Оба на несколько мгновений замолчали. Каждый думал свою думу.

– Палаты-то мы нашли действительно княжеские, – улыбнулся Иван Кольцо. – Вишь, все горит серебром, золотом да каменьями самоцветными.

– Зимовье хоть куда, – ответил Ермак.

 

– Люди, главное, отдохнут, сил наберутся, а это в походе первое дело. Вишь, как грохочут, веселы, довольны…

За кострами действительно беседа шла все оживленнее и оживленнее, все чаще слышались шутки и смех.

XIII
Цыганка

Оставим Ермака Тимофеевича с его людьми в их волшебной пещере и вернемся снова в хоромы Строгановых.

Опасения Семена Иоаникиевича сбылись. Не прошло и недели после отправления в поход Ермака, как кочевники стали беспокоить границы Строгановского царства, и потребовалось снаряжать против них людей, начальство над которыми принял Никита Григорьевич Строганов, а Максим Яковлевич остался дома, тоже занятый устройством оборонительных сил, на случай возможного нападения на усадьбу.

Эти распоряжения Строгановых произвели известное впечатление на кочевников, и они, разбитые Никитой Григорьевичем Строгановым и его людьми и прогнанные за Каменный пояс, более уже не беспокоили приготовившихся к отпору соседей.

В усадьбе все шло по-прежнему. Ксения Яковлевна была относительно спокойна. Причиной тому была Домаша. Она сумела вселить в свою хозяйку-подругу веру в счастливую звезду Ермака Тимофеевича.

– Он заговоренный… Это уж я знаю.

– Как заговоренный?.. – удивилась молодая Строганова.

– Да так… От всего, слышь ты, и пули и стрелы отскакивают…

– Да что ты!

– Верное слово.

– Откуда ты знаешь?

– Да его же люди болтают. Николи даже ранен не был, а всегда впереди, так и врубается, бывало, во вражеские толпы, кругом него вальмя валит народ, а он хоть бы что, рубит себе или действует кистенем, любо-дорого глядеть…

– Так ведь, может, Бог берег до поры до времени, а не ровен час…

Голос ее дрогнул.

– Да нет же, говорю тебе, Ксения Яковлевна, что заговоренный он. Такое слово, значит, знает… Недаром бают, он с колдуньей связавшись был…

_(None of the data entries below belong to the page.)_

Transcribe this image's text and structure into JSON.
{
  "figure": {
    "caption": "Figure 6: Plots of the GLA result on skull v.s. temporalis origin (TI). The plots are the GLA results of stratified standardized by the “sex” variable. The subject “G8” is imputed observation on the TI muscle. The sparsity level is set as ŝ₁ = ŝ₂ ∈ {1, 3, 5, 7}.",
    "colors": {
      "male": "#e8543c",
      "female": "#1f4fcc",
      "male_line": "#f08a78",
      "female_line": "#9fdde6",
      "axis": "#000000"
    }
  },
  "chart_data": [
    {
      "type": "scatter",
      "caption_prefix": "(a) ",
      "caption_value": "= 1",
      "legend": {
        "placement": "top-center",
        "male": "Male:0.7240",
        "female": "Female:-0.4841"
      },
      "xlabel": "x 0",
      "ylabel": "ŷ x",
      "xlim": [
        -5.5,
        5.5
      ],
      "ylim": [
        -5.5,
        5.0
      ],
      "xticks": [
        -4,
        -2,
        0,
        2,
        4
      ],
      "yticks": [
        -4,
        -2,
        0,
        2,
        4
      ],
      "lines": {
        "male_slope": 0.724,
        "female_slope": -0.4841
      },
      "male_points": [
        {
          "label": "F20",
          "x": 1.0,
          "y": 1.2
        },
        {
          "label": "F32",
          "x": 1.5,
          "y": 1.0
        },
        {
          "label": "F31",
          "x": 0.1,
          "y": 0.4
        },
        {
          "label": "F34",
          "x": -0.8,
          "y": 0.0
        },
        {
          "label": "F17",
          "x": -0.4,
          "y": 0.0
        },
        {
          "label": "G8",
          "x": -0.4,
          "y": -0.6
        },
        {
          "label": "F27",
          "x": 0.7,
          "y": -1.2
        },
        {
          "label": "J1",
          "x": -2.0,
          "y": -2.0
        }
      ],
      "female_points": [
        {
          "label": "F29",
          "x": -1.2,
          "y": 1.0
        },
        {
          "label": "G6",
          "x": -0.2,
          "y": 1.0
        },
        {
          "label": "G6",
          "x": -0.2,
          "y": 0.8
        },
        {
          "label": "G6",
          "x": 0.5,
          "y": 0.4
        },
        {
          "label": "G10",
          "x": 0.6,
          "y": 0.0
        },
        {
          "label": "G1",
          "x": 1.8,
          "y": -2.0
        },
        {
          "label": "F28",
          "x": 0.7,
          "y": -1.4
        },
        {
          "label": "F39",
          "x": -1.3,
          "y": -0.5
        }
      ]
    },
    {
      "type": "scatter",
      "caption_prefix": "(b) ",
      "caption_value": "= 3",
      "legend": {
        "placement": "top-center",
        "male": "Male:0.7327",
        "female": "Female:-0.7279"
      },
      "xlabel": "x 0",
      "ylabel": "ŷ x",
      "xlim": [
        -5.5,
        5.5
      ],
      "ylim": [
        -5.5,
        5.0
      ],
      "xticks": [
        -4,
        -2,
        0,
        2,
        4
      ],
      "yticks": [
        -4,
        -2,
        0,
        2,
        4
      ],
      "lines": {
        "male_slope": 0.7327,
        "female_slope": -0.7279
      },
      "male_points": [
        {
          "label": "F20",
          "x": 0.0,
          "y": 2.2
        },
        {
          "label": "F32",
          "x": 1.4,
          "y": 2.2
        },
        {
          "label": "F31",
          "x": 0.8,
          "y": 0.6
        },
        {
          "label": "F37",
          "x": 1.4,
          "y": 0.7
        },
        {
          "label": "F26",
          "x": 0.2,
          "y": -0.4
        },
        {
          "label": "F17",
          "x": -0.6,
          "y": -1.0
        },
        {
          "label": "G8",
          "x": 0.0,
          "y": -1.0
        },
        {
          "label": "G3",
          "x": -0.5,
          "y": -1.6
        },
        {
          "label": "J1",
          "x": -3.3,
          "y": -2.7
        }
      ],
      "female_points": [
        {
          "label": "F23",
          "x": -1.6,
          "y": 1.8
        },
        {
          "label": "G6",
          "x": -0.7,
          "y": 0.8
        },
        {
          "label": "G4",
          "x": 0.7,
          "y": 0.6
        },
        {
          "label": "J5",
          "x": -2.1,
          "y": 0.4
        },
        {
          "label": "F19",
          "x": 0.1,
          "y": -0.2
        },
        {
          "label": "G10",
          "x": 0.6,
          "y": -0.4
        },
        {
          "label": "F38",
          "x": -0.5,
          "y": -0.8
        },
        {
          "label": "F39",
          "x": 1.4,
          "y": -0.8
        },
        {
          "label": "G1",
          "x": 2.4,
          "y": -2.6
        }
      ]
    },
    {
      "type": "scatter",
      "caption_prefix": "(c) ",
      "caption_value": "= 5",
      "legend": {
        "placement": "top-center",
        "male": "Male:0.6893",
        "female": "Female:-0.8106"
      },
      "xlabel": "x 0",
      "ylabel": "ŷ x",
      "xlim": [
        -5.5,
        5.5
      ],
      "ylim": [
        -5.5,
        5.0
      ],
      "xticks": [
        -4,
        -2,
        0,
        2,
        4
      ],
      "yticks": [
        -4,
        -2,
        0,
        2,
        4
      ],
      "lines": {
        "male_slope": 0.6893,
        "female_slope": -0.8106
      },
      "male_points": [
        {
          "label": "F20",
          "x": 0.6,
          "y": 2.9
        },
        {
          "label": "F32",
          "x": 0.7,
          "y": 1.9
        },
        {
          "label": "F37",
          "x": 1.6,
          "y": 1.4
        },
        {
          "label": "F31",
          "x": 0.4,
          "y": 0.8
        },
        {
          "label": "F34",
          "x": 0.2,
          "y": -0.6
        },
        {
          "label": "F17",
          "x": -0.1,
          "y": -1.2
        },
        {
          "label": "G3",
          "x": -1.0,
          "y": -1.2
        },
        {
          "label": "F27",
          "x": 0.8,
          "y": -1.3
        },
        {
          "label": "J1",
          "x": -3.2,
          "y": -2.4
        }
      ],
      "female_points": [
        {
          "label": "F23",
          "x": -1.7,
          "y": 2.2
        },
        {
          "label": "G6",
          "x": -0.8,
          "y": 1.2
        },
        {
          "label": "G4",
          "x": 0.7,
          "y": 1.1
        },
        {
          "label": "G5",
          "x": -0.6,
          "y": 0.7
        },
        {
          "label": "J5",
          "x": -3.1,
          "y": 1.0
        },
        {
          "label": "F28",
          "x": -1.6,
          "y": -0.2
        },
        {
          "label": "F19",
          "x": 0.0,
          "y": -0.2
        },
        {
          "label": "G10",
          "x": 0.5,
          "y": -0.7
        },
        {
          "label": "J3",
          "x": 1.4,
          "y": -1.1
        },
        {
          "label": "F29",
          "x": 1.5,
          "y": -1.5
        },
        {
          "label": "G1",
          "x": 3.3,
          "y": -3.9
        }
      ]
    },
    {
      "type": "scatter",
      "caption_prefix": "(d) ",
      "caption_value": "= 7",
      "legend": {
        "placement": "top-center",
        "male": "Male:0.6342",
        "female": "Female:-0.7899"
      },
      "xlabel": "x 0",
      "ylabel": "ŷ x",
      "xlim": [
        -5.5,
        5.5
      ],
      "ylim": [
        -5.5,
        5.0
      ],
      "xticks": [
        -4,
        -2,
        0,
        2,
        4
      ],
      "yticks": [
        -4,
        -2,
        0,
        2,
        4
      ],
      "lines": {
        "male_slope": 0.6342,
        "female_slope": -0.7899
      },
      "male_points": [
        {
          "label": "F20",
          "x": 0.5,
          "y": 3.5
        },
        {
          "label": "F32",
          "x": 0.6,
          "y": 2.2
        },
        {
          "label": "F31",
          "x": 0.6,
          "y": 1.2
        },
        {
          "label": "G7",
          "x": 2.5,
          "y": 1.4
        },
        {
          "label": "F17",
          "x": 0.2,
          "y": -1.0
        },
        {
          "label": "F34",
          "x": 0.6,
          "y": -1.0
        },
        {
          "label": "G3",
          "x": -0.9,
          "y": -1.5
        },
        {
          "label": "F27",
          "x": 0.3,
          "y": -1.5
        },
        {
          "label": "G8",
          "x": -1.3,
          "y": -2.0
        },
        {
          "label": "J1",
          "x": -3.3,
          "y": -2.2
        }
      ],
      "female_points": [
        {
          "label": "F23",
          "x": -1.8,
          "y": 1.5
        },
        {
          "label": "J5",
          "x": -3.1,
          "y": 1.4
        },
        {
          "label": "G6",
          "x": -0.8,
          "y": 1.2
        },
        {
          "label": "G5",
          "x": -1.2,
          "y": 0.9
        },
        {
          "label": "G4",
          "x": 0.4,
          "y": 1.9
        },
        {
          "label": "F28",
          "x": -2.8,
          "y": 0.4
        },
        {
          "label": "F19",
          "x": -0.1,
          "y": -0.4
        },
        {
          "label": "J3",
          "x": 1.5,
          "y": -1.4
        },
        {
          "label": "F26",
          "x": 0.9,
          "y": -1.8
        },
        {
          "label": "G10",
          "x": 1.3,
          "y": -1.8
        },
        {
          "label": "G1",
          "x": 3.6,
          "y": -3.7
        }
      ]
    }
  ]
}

– Что ты говоришь глупости…

– Не глупости, а правду.

– Кто же такое болтает?

– Да его же люди тоже баяли. Стояли они на Волге, а там в лесу колдунья жила, так он к ней часто шастал.

– Все это пустое… Он в Бога верит. Как истово молился на обручении и на молебне…

– Одно другому, бают, не вредит.

– Разве что… А, кстати, Домаша, ты не узнала о цыганке-то?

– Это о Мариуле-то?

– Да.

– А тебе с чего это, Ксения Яковлевна, она на память пришла?

– Да вот о колдунье ты заговорила.

– Да разве она колдунья?

– Ну гадалка, верно, ты, кажись, что-то болтала.

– Я думала, что гадать она умеет, цыганки-то на это горазды, а тогда еще ничего нам, что будет, неведомо было, я тебе и сказала о Мариуле. Потом, как все объяснилось, до Семена Аникича дошло, он согласие свое дал, обручили вас с Ермаком Тимофеевичем, я об ней и думать забыла.

– Жаль… – разочарованно произнесла Ксения Яковлевна.

– С чего жаль-то? О чем же гадать теперь?

– И тебе не о чем? – лукаво посмотрела на нее молодая Строганова.

– Мне-то и подавно.

– А об Яшке?

– Я об этом и думать забыла. Мекаю так: если бы с ним стряслась беда, так сердце-вещун мне сказало бы, а коли молчит оно, так, значит, попросту он шатается по белу свету. А коли так, не стоит он моей думушки.

– И злая же ты, Домаша!

– На дурных и надо злой быть.

– Нет, я бы все простила Ермаку, – задумчиво сказала Ксения Яковлевна.

– И ничего нет в том доброго, – с жаром заговорила Домаша. – С их братом нашей сестре тоже держать ухо востро нужно, раз помилуешь, они тебе на шею сядут и поедут. Тогда аминь. Прощай, вольная волюшка.

– Коли любит, и воли ненадобно.

– Так ведь и для него так же.

– Вестимо.

– А они норовят нас покорить, а самим быть хозяевами.

– Да ведь испокон веку так…

– А я на то не согласна.

– Так гадать тебе не о чем? – вдруг спросила молодая Строганова, видимо, совершенно не заинтересованная вопросом, кто будет у них главой, Ермак ли или она…

– Ровненько не о чем.

– А мне так есть о чем.

– О чем бы это?

– А хоть бы об Ермаке.

– Что гадать-то об нем? Крошит он теперь, чай, нечисть на обе корки, вот и все. Скоро, чай, и назад воротится.

– Это как еще сбудется…

– Да уж поверь мне.

– Верю я тебе, а все же погадать бы я не прочь.

– Хорошо, я прознаю про Мариулу-то.

– Когда?

– Да хоть сегодня же. Антиповна с ней в дружестве.

– Ну!

– Верно слово. Сколько раз видела их вместе, душевно так беседуют.

– А Мариула-то что делает?

– В прачках она.

– И не скучает?

– Чего же ей скучать?..

– Чай, все же к своим привыкла.

– Не любит она их, сказывают.

– А ты с ней не говорила?

– Не видала даже путем. Я в людскую избу-то забегаю в год раз по обещанию. Да она, бают, дикая… Только с Антиповной да еще кой с кем и беседует, а то все молчит или песни про себя мурлыкает, да и песни-то непонятные…

– Не нашенские?

– Нет. Сказала: разведаю…

– И раньше тоже сказывала.

– Да раньше-то тут такое пошло, что не до нее было, а кроме того, я мекала, что она не надобна.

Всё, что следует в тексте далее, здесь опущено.